Thereupon King Arthur, having saluted those ladies right courteously, rode away with very great joy of that pleasant adventure through which he had thus passed.
Now when King Arthur had gone some ways he came, by and by, to a certain place where charcoal burners plied their trade. For here were many mounds of earth, all a-smoke with the smouldering logs within, whilst all the air was filled with the smell of the dampened fires.

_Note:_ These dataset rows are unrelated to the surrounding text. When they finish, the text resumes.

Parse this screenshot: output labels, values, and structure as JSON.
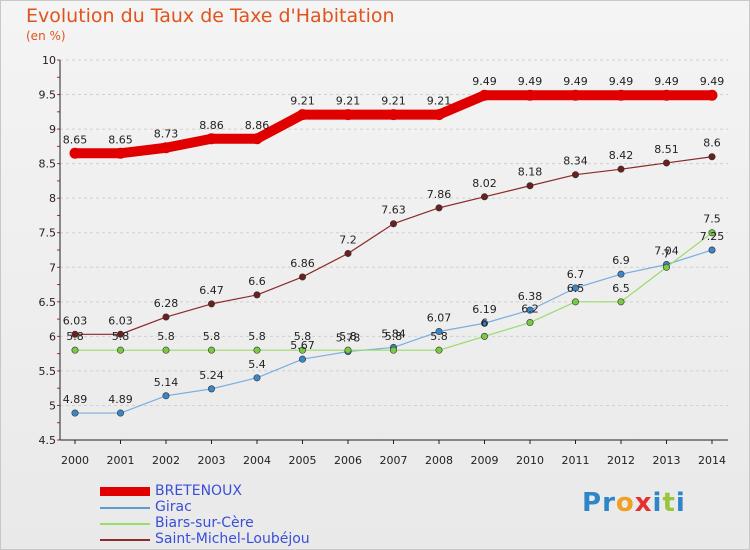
{
  "chart_data": {
    "type": "line",
    "title": "Evolution du Taux de Taxe d'Habitation",
    "subtitle": "(en %)",
    "categories": [
      "2000",
      "2001",
      "2002",
      "2003",
      "2004",
      "2005",
      "2006",
      "2007",
      "2008",
      "2009",
      "2010",
      "2011",
      "2012",
      "2013",
      "2014"
    ],
    "ylim": [
      4.5,
      10
    ],
    "yticks": [
      "4.5",
      "5",
      "5.5",
      "6",
      "6.5",
      "7",
      "7.5",
      "8",
      "8.5",
      "9",
      "9.5",
      "10"
    ],
    "grid": "horizontal dashed",
    "legend_position": "bottom-left",
    "series": [
      {
        "name": "BRETENOUX",
        "color": "#e00000",
        "values": [
          8.65,
          8.65,
          8.73,
          8.86,
          8.86,
          9.21,
          9.21,
          9.21,
          9.21,
          9.49,
          9.49,
          9.49,
          9.49,
          9.49,
          9.49
        ],
        "labels": [
          "8.65",
          "8.65",
          "8.73",
          "8.86",
          "8.86",
          "9.21",
          "9.21",
          "9.21",
          "9.21",
          "9.49",
          "9.49",
          "9.49",
          "9.49",
          "9.49",
          "9.49"
        ]
      },
      {
        "name": "Girac",
        "color": "#5b9bd5",
        "values": [
          4.89,
          4.89,
          5.14,
          5.24,
          5.4,
          5.67,
          5.78,
          5.84,
          6.07,
          6.19,
          6.38,
          6.7,
          6.9,
          7.04,
          7.25
        ],
        "labels": [
          "4.89",
          "4.89",
          "5.14",
          "5.24",
          "5.4",
          "5.67",
          "5.78",
          "5.84",
          "6.07",
          "6.19",
          "6.38",
          "6.7",
          "6.9",
          "7.04",
          "7.25"
        ]
      },
      {
        "name": "Biars-sur-Cère",
        "color": "#9bdc6c",
        "values": [
          5.8,
          5.8,
          5.8,
          5.8,
          5.8,
          5.8,
          5.8,
          5.8,
          5.8,
          6.0,
          6.2,
          6.5,
          6.5,
          7.0,
          7.5
        ],
        "labels": [
          "5.8",
          "5.8",
          "5.8",
          "5.8",
          "5.8",
          "5.8",
          "5.8",
          "5.8",
          "5.8",
          "6",
          "6.2",
          "6.5",
          "6.5",
          "7",
          "7.5"
        ]
      },
      {
        "name": "Saint-Michel-Loubéjou",
        "color": "#8b2a2a",
        "values": [
          6.03,
          6.03,
          6.28,
          6.47,
          6.6,
          6.86,
          7.2,
          7.63,
          7.86,
          8.02,
          8.18,
          8.34,
          8.42,
          8.51,
          8.6
        ],
        "labels": [
          "6.03",
          "6.03",
          "6.28",
          "6.47",
          "6.6",
          "6.86",
          "7.2",
          "7.63",
          "7.86",
          "8.02",
          "8.18",
          "8.34",
          "8.42",
          "8.51",
          "8.6"
        ]
      }
    ]
  },
  "legend": {
    "items": [
      {
        "label": "BRETENOUX",
        "color": "#e00000"
      },
      {
        "label": "Girac",
        "color": "#5b9bd5"
      },
      {
        "label": "Biars-sur-Cère",
        "color": "#9bdc6c"
      },
      {
        "label": "Saint-Michel-Loubéjou",
        "color": "#8b2a2a"
      }
    ]
  },
  "logo": {
    "text": "Proxiti",
    "letter_colors": [
      "#2e86c8",
      "#2e86c8",
      "#f0a020",
      "#e53030",
      "#2e86c8",
      "#9bc53d",
      "#2e86c8"
    ]
  }
}
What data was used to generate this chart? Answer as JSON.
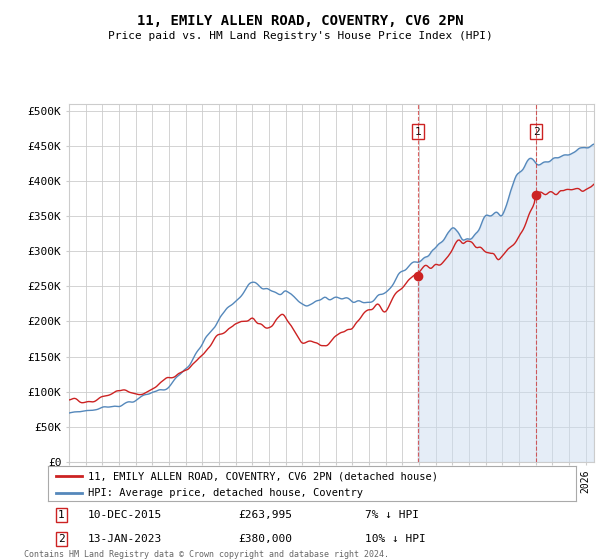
{
  "title": "11, EMILY ALLEN ROAD, COVENTRY, CV6 2PN",
  "subtitle": "Price paid vs. HM Land Registry's House Price Index (HPI)",
  "ylabel_ticks": [
    "£0",
    "£50K",
    "£100K",
    "£150K",
    "£200K",
    "£250K",
    "£300K",
    "£350K",
    "£400K",
    "£450K",
    "£500K"
  ],
  "ytick_values": [
    0,
    50000,
    100000,
    150000,
    200000,
    250000,
    300000,
    350000,
    400000,
    450000,
    500000
  ],
  "ylim": [
    0,
    510000
  ],
  "xlim_start": 1995.0,
  "xlim_end": 2026.5,
  "hpi_color": "#5588bb",
  "hpi_fill_color": "#ccddf0",
  "price_color": "#cc2222",
  "marker1_date": 2015.95,
  "marker1_price": 263995,
  "marker2_date": 2023.04,
  "marker2_price": 380000,
  "legend_label1": "11, EMILY ALLEN ROAD, COVENTRY, CV6 2PN (detached house)",
  "legend_label2": "HPI: Average price, detached house, Coventry",
  "bg_color": "#ffffff",
  "grid_color": "#cccccc",
  "title_fontsize": 10,
  "subtitle_fontsize": 8
}
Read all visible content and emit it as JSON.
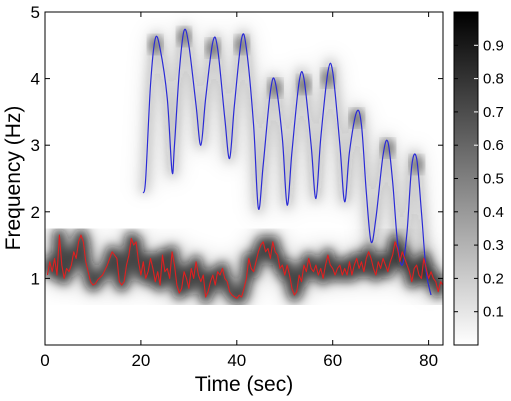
{
  "chart_data": {
    "type": "heatmap",
    "xlabel": "Time (sec)",
    "ylabel": "Frequency (Hz)",
    "xlim": [
      0,
      83
    ],
    "ylim": [
      0,
      5
    ],
    "x_ticks": [
      {
        "value": 0,
        "label": "0"
      },
      {
        "value": 20,
        "label": "20"
      },
      {
        "value": 40,
        "label": "40"
      },
      {
        "value": 60,
        "label": "60"
      },
      {
        "value": 80,
        "label": "80"
      }
    ],
    "y_ticks": [
      {
        "value": 1,
        "label": "1"
      },
      {
        "value": 2,
        "label": "2"
      },
      {
        "value": 3,
        "label": "3"
      },
      {
        "value": 4,
        "label": "4"
      },
      {
        "value": 5,
        "label": "5"
      }
    ],
    "colorbar": {
      "colormap": "gray-reversed",
      "range": [
        0,
        1
      ],
      "ticks": [
        {
          "value": 0.1,
          "label": "0.1"
        },
        {
          "value": 0.2,
          "label": "0.2"
        },
        {
          "value": 0.3,
          "label": "0.3"
        },
        {
          "value": 0.4,
          "label": "0.4"
        },
        {
          "value": 0.5,
          "label": "0.5"
        },
        {
          "value": 0.6,
          "label": "0.6"
        },
        {
          "value": 0.7,
          "label": "0.7"
        },
        {
          "value": 0.8,
          "label": "0.8"
        },
        {
          "value": 0.9,
          "label": "0.9"
        }
      ]
    },
    "series": [
      {
        "color": "#2b2bd6",
        "style": "smooth",
        "points": [
          [
            20.5,
            2.28
          ],
          [
            21.0,
            2.5
          ],
          [
            22.0,
            3.9
          ],
          [
            23.0,
            4.6
          ],
          [
            24.0,
            4.45
          ],
          [
            25.5,
            3.7
          ],
          [
            26.5,
            2.6
          ],
          [
            27.0,
            3.0
          ],
          [
            28.0,
            4.1
          ],
          [
            29.0,
            4.72
          ],
          [
            30.0,
            4.5
          ],
          [
            31.5,
            3.6
          ],
          [
            32.5,
            3.0
          ],
          [
            33.5,
            3.7
          ],
          [
            35.0,
            4.55
          ],
          [
            36.0,
            4.45
          ],
          [
            37.5,
            3.4
          ],
          [
            38.5,
            2.8
          ],
          [
            39.5,
            3.6
          ],
          [
            41.0,
            4.6
          ],
          [
            42.0,
            4.45
          ],
          [
            43.5,
            3.3
          ],
          [
            44.5,
            2.05
          ],
          [
            45.5,
            2.7
          ],
          [
            47.0,
            3.8
          ],
          [
            48.0,
            3.95
          ],
          [
            49.5,
            3.1
          ],
          [
            50.5,
            2.1
          ],
          [
            51.5,
            2.9
          ],
          [
            53.0,
            3.95
          ],
          [
            54.0,
            4.0
          ],
          [
            55.5,
            3.0
          ],
          [
            56.5,
            2.2
          ],
          [
            57.5,
            3.1
          ],
          [
            59.0,
            4.1
          ],
          [
            60.0,
            4.1
          ],
          [
            61.5,
            3.0
          ],
          [
            62.5,
            2.15
          ],
          [
            63.5,
            2.9
          ],
          [
            65.0,
            3.5
          ],
          [
            66.0,
            3.3
          ],
          [
            67.0,
            2.3
          ],
          [
            68.0,
            1.55
          ],
          [
            69.0,
            1.9
          ],
          [
            70.5,
            2.85
          ],
          [
            71.5,
            3.05
          ],
          [
            72.5,
            2.45
          ],
          [
            73.5,
            1.55
          ],
          [
            74.5,
            1.2
          ],
          [
            75.5,
            1.7
          ],
          [
            76.5,
            2.7
          ],
          [
            77.5,
            2.8
          ],
          [
            78.5,
            2.0
          ],
          [
            79.5,
            1.1
          ],
          [
            80.5,
            0.75
          ]
        ]
      },
      {
        "color": "#e02020",
        "style": "jagged",
        "points": [
          [
            0.5,
            1.05
          ],
          [
            1.0,
            1.25
          ],
          [
            1.5,
            1.1
          ],
          [
            2.0,
            1.3
          ],
          [
            2.5,
            1.05
          ],
          [
            3.0,
            1.65
          ],
          [
            3.5,
            1.2
          ],
          [
            4.0,
            1.0
          ],
          [
            4.5,
            1.15
          ],
          [
            5.0,
            1.1
          ],
          [
            5.5,
            1.2
          ],
          [
            6.0,
            1.4
          ],
          [
            6.5,
            1.3
          ],
          [
            7.0,
            1.55
          ],
          [
            7.5,
            1.65
          ],
          [
            8.0,
            1.55
          ],
          [
            8.5,
            1.25
          ],
          [
            9.0,
            1.1
          ],
          [
            9.5,
            0.95
          ],
          [
            10.0,
            0.9
          ],
          [
            10.5,
            0.92
          ],
          [
            11.0,
            0.98
          ],
          [
            12.0,
            1.05
          ],
          [
            13.0,
            1.2
          ],
          [
            14.0,
            1.4
          ],
          [
            15.0,
            1.3
          ],
          [
            15.5,
            0.95
          ],
          [
            16.0,
            0.9
          ],
          [
            16.5,
            0.95
          ],
          [
            17.0,
            1.2
          ],
          [
            17.5,
            1.35
          ],
          [
            18.0,
            1.6
          ],
          [
            18.5,
            1.5
          ],
          [
            19.0,
            1.55
          ],
          [
            19.5,
            1.25
          ],
          [
            20.0,
            1.05
          ],
          [
            20.5,
            1.25
          ],
          [
            21.0,
            1.0
          ],
          [
            21.5,
            1.1
          ],
          [
            22.0,
            1.3
          ],
          [
            22.5,
            1.15
          ],
          [
            23.0,
            0.95
          ],
          [
            23.5,
            1.1
          ],
          [
            24.0,
            0.9
          ],
          [
            24.5,
            1.35
          ],
          [
            25.0,
            1.1
          ],
          [
            25.5,
            1.15
          ],
          [
            26.0,
            1.0
          ],
          [
            26.5,
            1.4
          ],
          [
            27.0,
            1.2
          ],
          [
            27.5,
            0.9
          ],
          [
            28.0,
            0.78
          ],
          [
            28.5,
            0.85
          ],
          [
            29.0,
            1.1
          ],
          [
            29.5,
            1.0
          ],
          [
            30.0,
            0.85
          ],
          [
            30.5,
            1.15
          ],
          [
            31.0,
            1.0
          ],
          [
            31.5,
            1.25
          ],
          [
            32.0,
            1.05
          ],
          [
            32.5,
            0.95
          ],
          [
            33.0,
            1.05
          ],
          [
            33.5,
            0.72
          ],
          [
            34.0,
            0.8
          ],
          [
            34.5,
            0.95
          ],
          [
            35.0,
            1.05
          ],
          [
            35.5,
            0.9
          ],
          [
            36.0,
            1.1
          ],
          [
            36.5,
            1.05
          ],
          [
            37.0,
            1.15
          ],
          [
            37.5,
            1.0
          ],
          [
            38.0,
            0.95
          ],
          [
            38.5,
            0.8
          ],
          [
            39.0,
            0.75
          ],
          [
            40.0,
            0.7
          ],
          [
            40.5,
            0.75
          ],
          [
            41.0,
            0.72
          ],
          [
            41.5,
            0.85
          ],
          [
            42.0,
            1.0
          ],
          [
            42.5,
            1.3
          ],
          [
            43.0,
            1.15
          ],
          [
            43.5,
            1.1
          ],
          [
            44.0,
            1.25
          ],
          [
            44.5,
            1.4
          ],
          [
            45.0,
            1.5
          ],
          [
            45.5,
            1.55
          ],
          [
            46.0,
            1.4
          ],
          [
            46.5,
            1.45
          ],
          [
            47.0,
            1.3
          ],
          [
            47.5,
            1.55
          ],
          [
            48.0,
            1.4
          ],
          [
            48.5,
            1.35
          ],
          [
            49.0,
            1.15
          ],
          [
            49.5,
            1.2
          ],
          [
            50.0,
            1.05
          ],
          [
            50.5,
            1.2
          ],
          [
            51.0,
            1.05
          ],
          [
            51.5,
            0.85
          ],
          [
            52.0,
            0.75
          ],
          [
            52.5,
            0.8
          ],
          [
            53.0,
            1.05
          ],
          [
            53.5,
            0.95
          ],
          [
            54.0,
            1.2
          ],
          [
            54.5,
            1.1
          ],
          [
            55.0,
            1.3
          ],
          [
            55.5,
            1.15
          ],
          [
            56.0,
            1.1
          ],
          [
            56.5,
            1.2
          ],
          [
            57.0,
            1.05
          ],
          [
            57.5,
            1.15
          ],
          [
            58.0,
            1.0
          ],
          [
            58.5,
            1.2
          ],
          [
            59.0,
            1.35
          ],
          [
            59.5,
            1.2
          ],
          [
            60.0,
            1.15
          ],
          [
            60.5,
            1.05
          ],
          [
            61.0,
            1.15
          ],
          [
            61.5,
            1.2
          ],
          [
            62.0,
            1.05
          ],
          [
            62.5,
            1.15
          ],
          [
            63.0,
            1.05
          ],
          [
            63.5,
            1.25
          ],
          [
            64.0,
            1.05
          ],
          [
            64.5,
            1.2
          ],
          [
            65.0,
            1.3
          ],
          [
            65.5,
            1.15
          ],
          [
            66.0,
            1.25
          ],
          [
            66.5,
            1.1
          ],
          [
            67.0,
            1.3
          ],
          [
            67.5,
            1.4
          ],
          [
            68.0,
            1.3
          ],
          [
            68.5,
            1.15
          ],
          [
            69.0,
            1.05
          ],
          [
            69.5,
            1.25
          ],
          [
            70.0,
            1.15
          ],
          [
            70.5,
            1.3
          ],
          [
            71.0,
            1.2
          ],
          [
            71.5,
            1.1
          ],
          [
            72.0,
            1.25
          ],
          [
            72.5,
            1.35
          ],
          [
            73.0,
            1.55
          ],
          [
            73.5,
            1.45
          ],
          [
            74.0,
            1.25
          ],
          [
            74.5,
            1.4
          ],
          [
            75.0,
            1.3
          ],
          [
            75.5,
            1.2
          ],
          [
            76.0,
            1.1
          ],
          [
            76.5,
            0.95
          ],
          [
            77.0,
            1.15
          ],
          [
            77.5,
            1.2
          ],
          [
            78.0,
            1.05
          ],
          [
            78.5,
            1.0
          ],
          [
            79.0,
            1.3
          ],
          [
            79.5,
            1.15
          ],
          [
            80.0,
            1.0
          ],
          [
            80.5,
            1.1
          ],
          [
            81.0,
            1.0
          ],
          [
            81.5,
            0.95
          ],
          [
            82.0,
            0.8
          ],
          [
            82.5,
            0.95
          ],
          [
            83.0,
            0.9
          ]
        ]
      }
    ]
  }
}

As the King approached this spot, he presently beheld that something was toward that was sadly amiss. For, in the open clearing, he beheld three sooty fellows with long knives in their hands, who pursued one old man, whose beard was as white as snow. And he beheld that the reverend old man, who was clad richly in black, and whose horse stood at a little distance, was running hither and thither, as though to escape from those wicked men, and he appeared to be very hard pressed and in great danger of his life.
“Pardee! ” quoth the young King to himself, “here, certes, is one in sore need of succor.” Whereupon he cried out in a great voice, “Hold, villains! What would you be at!” and therewith set spurs to his horse and dropped his spear into rest and drove down upon them with a noise like to thunder for loudness.
But when the three wicked fellows beheld the armed Knight thus thundering down upon them, they straightway dropped their knives and, with loud outcries of fear, ran away hither and thither until they had escaped into the thickets of the forest, where one upon a horse might not hope to pursue them.
Whereupon, having driven away those wicked fellows, King Arthur rode up to him whom he had succored, thinking to offer him condolence. And behold! when he had come nigh to him, he perceived that the old man was the Enchanter Merlin. Yet whence he had so suddenly come, who had only a little while before been at the King’s Court at Carleon, and what he did in that place, the King could in no wise understand. Wherefore he bespoke the Enchanter in this wise, “Ha! Merlin, it seemeth to me that I have saved thy life. For, surely, thou hadst not escaped from the hands of those wicked men had I not happened to come hitherward at this time.”
“Dost thou think so, Lord? ” said Merlin. “Now let me tell thee that I did maybe appear to be in danger, yet I might have saved myself very easily had I been of a mind to do so. But, as thou sawst me in this seeming peril, so may thou know that a real peril, far greater than this, lieth before thee, and there will be no errant knight to succor thee from it. Wherefore, I pray thee, Lord, for to take me with thee upon this adventure that thou art set upon, for I do tell thee that thou shalt certainly suffer great dole and pain therein.”
“Merlin,” said King Arthur, “even an I were to face my death, yet would I not turn back from this adventure. But touching the advice thou givest me, meseems it will be very well to take thee with me if such peril lieth before me as thou sayest.”
And Merlin said, “Yea, it would be very well for thee to do so.”
So Merlin mounted upon his palfrey, and King Arthur and he betook their way from that place in pursuit of that adventure which the King had undertaken to perform.